Communications, Media & Telecom - Development and Implementation of a Fully Automated MLOps Platform
Communications, Media & Telecom
The implementation of a fully automated MLOps platform significantly reduced the time and effort for the data science teams and enabled three times faster deployment of new and existing ML models.
Initial situation
The customer’s machine learning models had to be manually trained, tuned for hyperparameters, hosted, and deployed, and the tracking of experiments was done manually. This caused significant time and effort for the data science teams with each model change or new ML use case.
Architecture
The architecture is built on AWS, using technologies such as Apache Airflow, Apache Spark, Amazon Glue, Amazon Aurora & AmazonSageMaker, Terraform, GitHub, FastAPI, Splunk Observability, and Mlflow.
Generated benefits
As a result, there are no costs for “moving to production” since all workflows of the data scientists run in the production environment and use a special IAM authorization model. New ML models are developed in an autonomous workflow by the data scientists and deployed live in production three times faster than before, including automated model training, experiment tracking, model hosting, and serving.

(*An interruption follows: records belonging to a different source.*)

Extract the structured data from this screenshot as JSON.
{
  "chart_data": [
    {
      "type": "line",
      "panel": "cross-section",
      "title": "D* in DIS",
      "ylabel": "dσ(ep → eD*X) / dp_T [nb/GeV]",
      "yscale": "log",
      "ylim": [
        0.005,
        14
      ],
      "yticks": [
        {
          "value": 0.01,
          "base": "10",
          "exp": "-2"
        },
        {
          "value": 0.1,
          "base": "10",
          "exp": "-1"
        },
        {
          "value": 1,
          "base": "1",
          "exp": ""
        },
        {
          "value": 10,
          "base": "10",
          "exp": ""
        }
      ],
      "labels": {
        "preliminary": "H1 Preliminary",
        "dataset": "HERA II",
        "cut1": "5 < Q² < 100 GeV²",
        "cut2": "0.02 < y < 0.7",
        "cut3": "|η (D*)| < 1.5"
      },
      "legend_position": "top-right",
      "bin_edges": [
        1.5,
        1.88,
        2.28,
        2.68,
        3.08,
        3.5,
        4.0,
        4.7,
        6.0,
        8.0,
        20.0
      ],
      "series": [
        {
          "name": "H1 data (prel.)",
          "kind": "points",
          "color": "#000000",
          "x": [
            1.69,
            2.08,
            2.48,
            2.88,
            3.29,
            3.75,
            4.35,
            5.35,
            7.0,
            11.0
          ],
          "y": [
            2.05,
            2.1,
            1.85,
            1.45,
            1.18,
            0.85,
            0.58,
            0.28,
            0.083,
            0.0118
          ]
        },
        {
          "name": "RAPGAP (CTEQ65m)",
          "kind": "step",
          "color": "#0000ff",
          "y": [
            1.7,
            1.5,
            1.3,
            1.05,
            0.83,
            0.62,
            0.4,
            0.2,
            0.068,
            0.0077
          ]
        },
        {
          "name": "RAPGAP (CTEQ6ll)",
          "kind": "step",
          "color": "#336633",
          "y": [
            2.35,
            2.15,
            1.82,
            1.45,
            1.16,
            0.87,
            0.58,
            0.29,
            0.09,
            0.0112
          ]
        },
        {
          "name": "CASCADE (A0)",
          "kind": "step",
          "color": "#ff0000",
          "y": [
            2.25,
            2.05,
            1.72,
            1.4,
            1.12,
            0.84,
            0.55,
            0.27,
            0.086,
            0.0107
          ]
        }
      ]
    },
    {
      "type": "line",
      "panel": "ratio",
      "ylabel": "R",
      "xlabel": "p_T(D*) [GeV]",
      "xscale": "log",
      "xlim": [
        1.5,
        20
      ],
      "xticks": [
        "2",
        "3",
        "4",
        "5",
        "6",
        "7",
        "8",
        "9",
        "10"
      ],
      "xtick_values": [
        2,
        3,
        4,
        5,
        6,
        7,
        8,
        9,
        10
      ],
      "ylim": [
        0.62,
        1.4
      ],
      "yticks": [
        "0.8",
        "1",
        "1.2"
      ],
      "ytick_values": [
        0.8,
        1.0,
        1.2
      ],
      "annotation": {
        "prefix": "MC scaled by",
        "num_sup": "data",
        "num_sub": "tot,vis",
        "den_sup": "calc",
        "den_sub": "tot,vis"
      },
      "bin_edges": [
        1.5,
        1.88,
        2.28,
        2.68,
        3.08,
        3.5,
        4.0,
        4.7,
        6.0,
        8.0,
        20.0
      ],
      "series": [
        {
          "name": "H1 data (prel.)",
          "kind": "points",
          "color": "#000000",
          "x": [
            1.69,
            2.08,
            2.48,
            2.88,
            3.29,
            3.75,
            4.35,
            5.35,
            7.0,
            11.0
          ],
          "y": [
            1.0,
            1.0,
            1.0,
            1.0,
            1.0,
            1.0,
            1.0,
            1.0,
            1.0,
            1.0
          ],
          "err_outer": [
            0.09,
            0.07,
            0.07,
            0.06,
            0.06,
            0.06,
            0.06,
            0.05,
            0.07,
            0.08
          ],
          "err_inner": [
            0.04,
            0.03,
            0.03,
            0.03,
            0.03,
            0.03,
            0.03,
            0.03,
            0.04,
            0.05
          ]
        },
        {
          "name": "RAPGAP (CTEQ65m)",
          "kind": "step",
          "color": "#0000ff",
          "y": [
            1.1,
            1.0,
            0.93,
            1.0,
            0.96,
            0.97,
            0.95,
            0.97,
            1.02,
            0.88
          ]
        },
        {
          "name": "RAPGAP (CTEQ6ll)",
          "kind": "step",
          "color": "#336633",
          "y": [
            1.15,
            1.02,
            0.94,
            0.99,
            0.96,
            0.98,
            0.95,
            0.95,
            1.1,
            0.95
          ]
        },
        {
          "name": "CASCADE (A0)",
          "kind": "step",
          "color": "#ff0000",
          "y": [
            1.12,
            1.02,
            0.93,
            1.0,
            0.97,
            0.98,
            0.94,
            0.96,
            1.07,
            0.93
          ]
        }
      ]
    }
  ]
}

Services accomplished by synvert
The synvert team has implemented an ML platform that is fully automated, testable, observable, and well-documented. Synvert developed a modular principle supported by declarative RESTful services and managed components, which together minimize the need for DevOps or engineering support and ensure rapid deployment of new and existing models.
Both existing and new ML use cases operate in a highly available and stable environment, thanks to significant investments in testing strategies.